Vrouwen blijven verzorgers, mannen blijven leiders

| HOP, Melanie Zierse

Zorg, welzijn en onderwijs, het zijn en blijven de sectoren waar de meeste hoogopgeleide vrouwen te vinden zijn. Maar de jonge vrouwelijke garde kiest ook vaker voor studierichtingen als wiskunde, natuur en techniek, blijkt uit nieuwe cijfers.

Gespecialiseerd verpleegkundige of basisschoolleerkracht? Grote kans dat het over een vrouw gaat. In 2018 bestond meer dan 80 procent van de werkenden in deze beroepen namelijk uit vrouwen, blijkt uit nieuwe cijfers van het Centraal Bureau voor de Statistiek. Onder psychologen, sociologen, artsen, taalkundigen en fysiotherapeuten neemt het aandeel vrouwen sterk toe.

Bij de top tien mannelijke beroepen is sinds 2013 nauwelijks iets veranderd. Hoogopgeleide mannen kiezen vooral voor werk als elektrotechnisch ingenieur, manager logistiek, manager ICT en manager productie. Deze beroepsgroepen bestaan voor 90 procent of meer uit mannen.


Wat vrouwen en mannen studeren is mede bepalend voor de baan die ze later krijgen. Het is daarom niet gek dat vrouwen vooral een diploma hebben in studierichtingen als onderwijs en welzijn en gezondheidszorg. Mannen kiezen vaker voor de technische hoek, zoals informatica, technische dienstverlening, transport en logistiek.

Maar jongere vrouwen zijn ook steeds meer geïnteresseerd in wiskunde, natuurwetenschappen en techniek, industrie en bouwkunde. Van de 15 tot 45-jarige hoogopgeleide vrouwen heeft daar respectievelijk 44,5 procent en 22,1 procent in 2018 een diploma in behaald. Voor de oudere garde, tussen de 45 en 75 jaar, is dat maar 24,5 en 13,7 procent.

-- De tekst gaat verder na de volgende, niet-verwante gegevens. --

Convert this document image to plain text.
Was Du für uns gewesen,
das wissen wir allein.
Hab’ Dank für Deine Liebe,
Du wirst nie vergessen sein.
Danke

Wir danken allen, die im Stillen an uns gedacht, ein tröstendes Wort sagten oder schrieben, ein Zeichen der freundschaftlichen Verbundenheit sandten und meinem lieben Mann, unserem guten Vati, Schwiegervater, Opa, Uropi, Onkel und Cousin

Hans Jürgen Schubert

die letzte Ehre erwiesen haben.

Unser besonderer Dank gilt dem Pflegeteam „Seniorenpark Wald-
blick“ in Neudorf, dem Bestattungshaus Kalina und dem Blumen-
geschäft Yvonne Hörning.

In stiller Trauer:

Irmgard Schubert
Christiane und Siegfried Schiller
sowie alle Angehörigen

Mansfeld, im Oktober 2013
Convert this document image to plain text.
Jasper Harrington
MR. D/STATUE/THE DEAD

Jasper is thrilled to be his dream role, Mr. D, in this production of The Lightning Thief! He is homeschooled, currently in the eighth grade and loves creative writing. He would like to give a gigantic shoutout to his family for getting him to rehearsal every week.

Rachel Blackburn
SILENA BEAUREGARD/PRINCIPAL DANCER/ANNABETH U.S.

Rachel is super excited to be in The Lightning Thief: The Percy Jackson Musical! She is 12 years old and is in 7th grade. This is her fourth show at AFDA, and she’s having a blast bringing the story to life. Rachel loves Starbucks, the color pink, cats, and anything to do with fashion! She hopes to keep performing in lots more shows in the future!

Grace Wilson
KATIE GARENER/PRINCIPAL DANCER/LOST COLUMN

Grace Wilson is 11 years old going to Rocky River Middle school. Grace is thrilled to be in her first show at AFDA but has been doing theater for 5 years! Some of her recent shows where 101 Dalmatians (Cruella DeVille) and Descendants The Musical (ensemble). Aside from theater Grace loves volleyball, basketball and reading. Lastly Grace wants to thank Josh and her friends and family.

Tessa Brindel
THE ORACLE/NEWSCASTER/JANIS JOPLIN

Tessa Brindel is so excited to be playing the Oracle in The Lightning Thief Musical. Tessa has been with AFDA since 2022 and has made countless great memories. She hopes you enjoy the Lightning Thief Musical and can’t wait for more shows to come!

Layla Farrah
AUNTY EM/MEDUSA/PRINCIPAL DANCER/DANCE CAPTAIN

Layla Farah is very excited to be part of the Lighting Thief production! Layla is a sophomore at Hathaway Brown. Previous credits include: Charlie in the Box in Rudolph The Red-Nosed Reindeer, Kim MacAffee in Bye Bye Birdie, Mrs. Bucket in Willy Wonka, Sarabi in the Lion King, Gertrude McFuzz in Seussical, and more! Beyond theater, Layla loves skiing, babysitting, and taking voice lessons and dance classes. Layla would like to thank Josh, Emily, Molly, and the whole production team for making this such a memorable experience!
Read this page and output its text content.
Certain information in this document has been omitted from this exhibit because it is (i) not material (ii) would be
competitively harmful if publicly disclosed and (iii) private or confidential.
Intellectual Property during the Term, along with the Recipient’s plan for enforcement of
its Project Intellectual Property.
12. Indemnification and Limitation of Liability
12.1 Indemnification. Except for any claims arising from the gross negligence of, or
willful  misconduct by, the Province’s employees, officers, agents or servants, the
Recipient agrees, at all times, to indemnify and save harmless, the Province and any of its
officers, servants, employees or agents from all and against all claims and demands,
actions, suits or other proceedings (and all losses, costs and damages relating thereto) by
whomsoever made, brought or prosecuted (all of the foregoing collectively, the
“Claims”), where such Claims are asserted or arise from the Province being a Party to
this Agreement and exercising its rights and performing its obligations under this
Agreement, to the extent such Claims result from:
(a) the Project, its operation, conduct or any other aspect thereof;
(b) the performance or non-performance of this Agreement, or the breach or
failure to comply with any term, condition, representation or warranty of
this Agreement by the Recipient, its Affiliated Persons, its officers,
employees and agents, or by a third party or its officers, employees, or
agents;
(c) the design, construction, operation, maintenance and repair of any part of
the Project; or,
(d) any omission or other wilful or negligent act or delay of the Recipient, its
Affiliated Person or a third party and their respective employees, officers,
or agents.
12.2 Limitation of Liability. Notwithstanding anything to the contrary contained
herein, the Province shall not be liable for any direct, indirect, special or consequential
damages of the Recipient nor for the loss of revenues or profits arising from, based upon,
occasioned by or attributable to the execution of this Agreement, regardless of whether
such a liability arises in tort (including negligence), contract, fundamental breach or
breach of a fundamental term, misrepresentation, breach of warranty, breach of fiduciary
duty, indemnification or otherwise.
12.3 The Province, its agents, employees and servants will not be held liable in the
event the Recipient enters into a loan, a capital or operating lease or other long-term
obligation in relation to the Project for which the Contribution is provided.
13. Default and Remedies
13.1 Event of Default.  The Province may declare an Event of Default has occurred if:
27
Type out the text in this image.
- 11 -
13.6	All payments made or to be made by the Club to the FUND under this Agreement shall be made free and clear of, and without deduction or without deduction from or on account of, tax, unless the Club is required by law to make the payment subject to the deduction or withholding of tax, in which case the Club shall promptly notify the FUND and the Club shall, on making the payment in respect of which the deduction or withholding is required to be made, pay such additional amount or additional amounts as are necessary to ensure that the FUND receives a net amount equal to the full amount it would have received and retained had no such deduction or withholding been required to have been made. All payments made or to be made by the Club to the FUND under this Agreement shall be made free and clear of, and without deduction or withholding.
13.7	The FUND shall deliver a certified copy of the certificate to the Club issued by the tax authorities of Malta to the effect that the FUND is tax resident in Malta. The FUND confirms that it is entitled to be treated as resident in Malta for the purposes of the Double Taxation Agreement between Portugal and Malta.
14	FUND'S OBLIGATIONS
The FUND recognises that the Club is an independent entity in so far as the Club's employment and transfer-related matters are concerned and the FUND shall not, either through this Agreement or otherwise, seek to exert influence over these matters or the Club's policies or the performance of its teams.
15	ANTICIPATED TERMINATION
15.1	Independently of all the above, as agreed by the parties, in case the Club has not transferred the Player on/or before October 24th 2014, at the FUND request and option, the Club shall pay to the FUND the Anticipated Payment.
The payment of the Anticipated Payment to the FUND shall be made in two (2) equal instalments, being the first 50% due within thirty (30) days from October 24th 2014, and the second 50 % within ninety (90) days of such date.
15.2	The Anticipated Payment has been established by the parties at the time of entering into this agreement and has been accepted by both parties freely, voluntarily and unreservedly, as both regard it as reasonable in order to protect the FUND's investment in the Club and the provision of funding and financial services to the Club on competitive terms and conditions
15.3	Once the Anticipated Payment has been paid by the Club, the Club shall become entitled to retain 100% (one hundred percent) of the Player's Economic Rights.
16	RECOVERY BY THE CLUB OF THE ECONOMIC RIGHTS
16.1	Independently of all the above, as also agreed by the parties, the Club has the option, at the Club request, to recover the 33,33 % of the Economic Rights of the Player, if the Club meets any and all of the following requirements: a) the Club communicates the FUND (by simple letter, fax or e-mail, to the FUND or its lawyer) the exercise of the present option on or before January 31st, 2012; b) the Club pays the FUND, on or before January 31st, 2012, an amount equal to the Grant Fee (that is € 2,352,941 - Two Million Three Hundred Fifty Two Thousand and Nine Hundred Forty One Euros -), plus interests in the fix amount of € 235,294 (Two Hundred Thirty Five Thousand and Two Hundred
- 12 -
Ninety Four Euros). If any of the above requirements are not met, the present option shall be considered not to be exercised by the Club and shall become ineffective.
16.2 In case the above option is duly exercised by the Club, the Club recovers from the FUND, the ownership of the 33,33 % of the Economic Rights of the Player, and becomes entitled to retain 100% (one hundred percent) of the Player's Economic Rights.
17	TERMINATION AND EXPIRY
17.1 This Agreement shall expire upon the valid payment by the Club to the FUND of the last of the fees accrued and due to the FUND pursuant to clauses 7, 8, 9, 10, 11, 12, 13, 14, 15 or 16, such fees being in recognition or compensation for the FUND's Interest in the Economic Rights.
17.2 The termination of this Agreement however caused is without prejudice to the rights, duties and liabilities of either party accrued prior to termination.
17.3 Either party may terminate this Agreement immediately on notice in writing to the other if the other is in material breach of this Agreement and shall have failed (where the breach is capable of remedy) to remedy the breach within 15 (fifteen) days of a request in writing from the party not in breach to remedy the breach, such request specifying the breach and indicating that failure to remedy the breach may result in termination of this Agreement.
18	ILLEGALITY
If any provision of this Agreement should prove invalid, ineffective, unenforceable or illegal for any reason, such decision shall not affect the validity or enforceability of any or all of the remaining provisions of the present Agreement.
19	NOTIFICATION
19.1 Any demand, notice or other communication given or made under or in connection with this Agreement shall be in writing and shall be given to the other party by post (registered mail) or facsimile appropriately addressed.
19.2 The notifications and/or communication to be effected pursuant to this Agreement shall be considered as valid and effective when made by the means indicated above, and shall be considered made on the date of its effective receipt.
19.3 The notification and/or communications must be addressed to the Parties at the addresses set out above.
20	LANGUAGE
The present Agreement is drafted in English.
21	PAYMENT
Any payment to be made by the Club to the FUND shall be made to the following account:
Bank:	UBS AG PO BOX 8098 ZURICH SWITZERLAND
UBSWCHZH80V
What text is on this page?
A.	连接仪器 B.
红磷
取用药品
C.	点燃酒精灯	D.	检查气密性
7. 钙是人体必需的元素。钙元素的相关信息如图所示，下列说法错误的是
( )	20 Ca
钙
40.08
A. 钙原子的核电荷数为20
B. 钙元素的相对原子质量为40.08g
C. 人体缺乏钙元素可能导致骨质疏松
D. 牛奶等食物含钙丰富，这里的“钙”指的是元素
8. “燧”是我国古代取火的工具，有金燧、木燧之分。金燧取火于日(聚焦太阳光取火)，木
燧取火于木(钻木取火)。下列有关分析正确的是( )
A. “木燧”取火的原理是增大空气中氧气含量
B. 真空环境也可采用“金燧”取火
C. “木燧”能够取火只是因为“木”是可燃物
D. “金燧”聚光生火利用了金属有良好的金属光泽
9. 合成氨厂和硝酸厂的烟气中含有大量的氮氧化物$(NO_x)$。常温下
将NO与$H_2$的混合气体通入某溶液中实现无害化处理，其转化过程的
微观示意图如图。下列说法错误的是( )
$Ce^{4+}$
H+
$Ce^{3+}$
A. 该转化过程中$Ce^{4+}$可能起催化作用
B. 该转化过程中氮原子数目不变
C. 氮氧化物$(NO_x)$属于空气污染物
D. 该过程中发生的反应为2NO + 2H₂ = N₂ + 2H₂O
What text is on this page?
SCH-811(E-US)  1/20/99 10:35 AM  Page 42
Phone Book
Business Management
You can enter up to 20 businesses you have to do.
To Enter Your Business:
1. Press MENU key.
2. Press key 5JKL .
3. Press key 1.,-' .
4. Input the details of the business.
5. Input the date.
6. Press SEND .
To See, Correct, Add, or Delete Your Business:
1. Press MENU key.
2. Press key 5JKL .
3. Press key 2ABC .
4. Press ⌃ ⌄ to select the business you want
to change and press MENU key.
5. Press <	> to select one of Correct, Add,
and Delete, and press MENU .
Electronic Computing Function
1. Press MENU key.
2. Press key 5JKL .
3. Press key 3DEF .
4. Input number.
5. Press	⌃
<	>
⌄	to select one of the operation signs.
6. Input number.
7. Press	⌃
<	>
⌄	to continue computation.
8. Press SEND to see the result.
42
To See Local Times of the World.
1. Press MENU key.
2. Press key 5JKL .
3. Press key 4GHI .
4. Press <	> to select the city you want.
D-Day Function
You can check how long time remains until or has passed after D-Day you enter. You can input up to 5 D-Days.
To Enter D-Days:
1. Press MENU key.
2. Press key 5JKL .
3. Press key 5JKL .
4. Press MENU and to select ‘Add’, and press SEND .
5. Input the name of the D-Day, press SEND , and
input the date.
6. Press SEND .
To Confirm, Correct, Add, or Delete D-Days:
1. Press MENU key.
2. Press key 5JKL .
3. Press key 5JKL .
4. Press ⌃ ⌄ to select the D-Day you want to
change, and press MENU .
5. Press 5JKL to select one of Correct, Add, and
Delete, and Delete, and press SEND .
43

Vrouwen blijven ondervertegenwoordigd in de top. Daarbij speelt mee dat zij vaker in deeltijd werken dan mannen, aldus het CBS. Zo was 36 procent van de Tweede Kamerleden in 2018 vrouw, bij topfuncties binnen de rijksdienst was dat 38 procent. Wel waren er eind vorig jaar meer vrouwelijke dan mannelijke rechters, namelijk 63 procent.